The 550,000 ft² Brunel Shopping Centre which occupies over half of Swindon’s town centre retail area.
The loan – DECO 6
Packaged and securitised as a CMBS loan, its value dropped from £111m to £87m at the end 2011 and it went into Receivership and then Special servicing.
The problem
Eight retailers had gone into administration contributing to the loan default.
Uncollected rent and service charge arrears totalled £598,000 accruing over three years.
The Centre had an 11 per cent void rate with 58,494 ft² of empty retail space.
There was no asset and property management strategy.
The solution
An immediate plan of action to collect and reduce the arrears.
Long term plan put in place for asset and property management looking for new development opportunities in retail and leisure.

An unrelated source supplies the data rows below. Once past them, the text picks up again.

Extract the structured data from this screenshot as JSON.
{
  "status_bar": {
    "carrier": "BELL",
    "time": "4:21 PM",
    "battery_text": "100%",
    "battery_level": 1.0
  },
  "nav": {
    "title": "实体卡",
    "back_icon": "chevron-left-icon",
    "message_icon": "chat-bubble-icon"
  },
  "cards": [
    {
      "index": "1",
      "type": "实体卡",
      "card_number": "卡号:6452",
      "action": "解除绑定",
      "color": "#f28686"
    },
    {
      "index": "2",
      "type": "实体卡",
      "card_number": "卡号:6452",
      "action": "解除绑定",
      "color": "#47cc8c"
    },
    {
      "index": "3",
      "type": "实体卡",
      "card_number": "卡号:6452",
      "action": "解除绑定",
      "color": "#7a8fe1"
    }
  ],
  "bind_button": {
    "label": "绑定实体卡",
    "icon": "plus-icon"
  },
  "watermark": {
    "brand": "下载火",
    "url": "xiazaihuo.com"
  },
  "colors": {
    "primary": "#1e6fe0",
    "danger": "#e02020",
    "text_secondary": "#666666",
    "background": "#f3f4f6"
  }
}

Consultation and negotiation with retailers to agree repayment plans and ‘write offs’. In some cases, this meant re gearing existing leases to secure and assist current retailers.
A proactive approach to reducing the void rate with new national, regional and local agents.
A £400,000 national, regional and local marketing campaign to promote the Centre, increasing foot fall and attracting new retailers as well as a new marketing team.
The effect
Rent and service charge arrears stood at nil at the end of 2012.
In the second half of 2015, Brunel had achieved a footfall of 14.3m per annum with a reduced void rate.
In late 2015, Solutus advised the investors in the CMBS loan package on their intention to bring the Centre out of receivership through a refinancing of its loan and to identify a Sponsor for a new loan which achieved an investor-driven refinancing in early 2016.